Santillán’s course was titled “Antimundo,” reflecting the name of his studio and the conceptual framework that shapes his practice. ‘Antimundo’ accepts science, fiction, and non-human perspectives all at once, a way of embracing realities that do not fit in our current world. The course syllabus gives more detail:
This course is about the future; the future here is understood as the potential for other configurations of the world which have been forgotten, repressed, or poorly understood, such as indigenous technologies. The course departs from two main ideas; the first one is ‘Antimundo’, which is a conceptual approach towards diverse forms of human knowing beyond modern Western ways of organizing life on Earth (i.e. humans not as unique creatures, as all creatures are unique, but rather humans as exceptional beings). The second idea guiding this course is the ‘IVM’ (the Interspecies Virtual Machine), which is a hypothesis for how to create connections between the diverse participants of planet Earth, those of organic and artificial origin.
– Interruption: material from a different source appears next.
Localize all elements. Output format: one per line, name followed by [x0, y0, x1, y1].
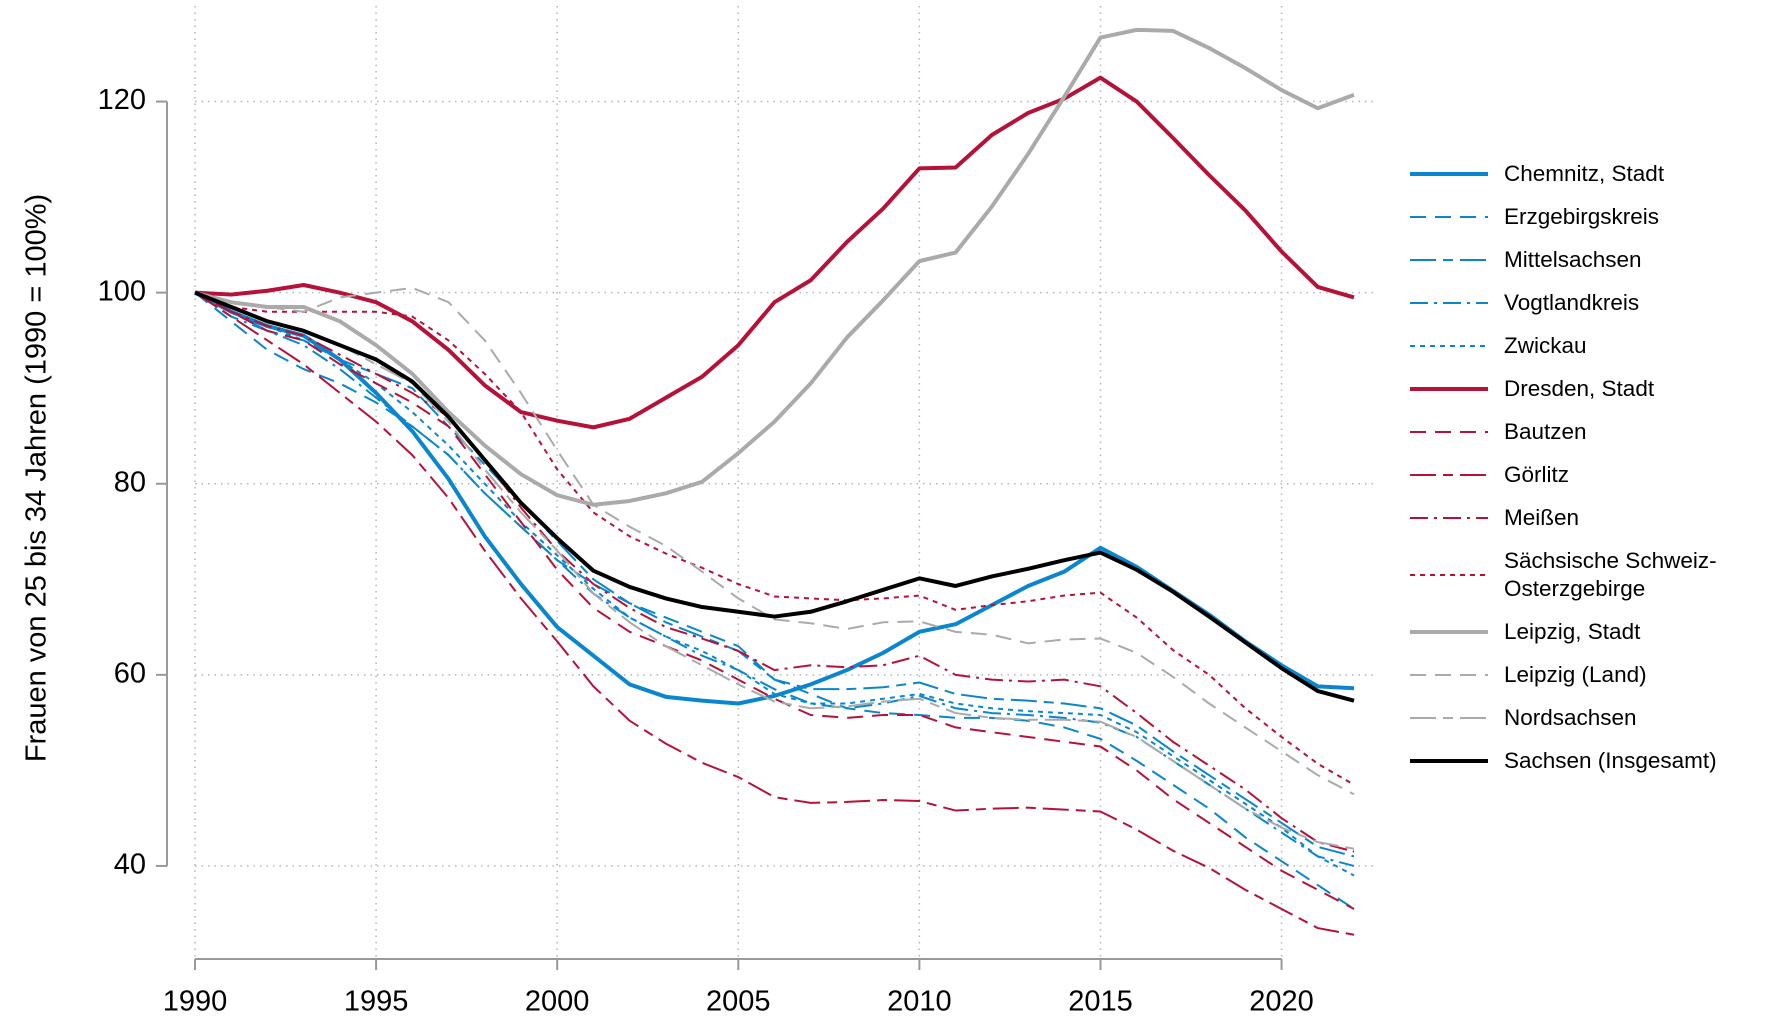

The goal of Santillán’s research is to connect biological and artificial, physical and virtual systems. How can these relationships be made tangible? Students joined in the process of conceptualizing ‘Antimundo.’ Over the course of the month, they created original audiovisual essays that addressed the ‘IVM.’ The final videos, prompted by the student’s own curiosity, lend diverse perspectives towards imagining what this radical future could look like.
Santillán’s course pulled in students interested in topics such as land art, cybernetics, artificial intelligence, neurobiology, and more. What students learned over the course of the month weaved these concepts into a much larger hypothesis: that we, as humans, have critical symbiotic relationships with both the natural and artificial systems inhabiting our planet. What do we owe them, and what do they owe us?
Students in “Antimundo” watch a draft of a peer’s final audiovisual essay.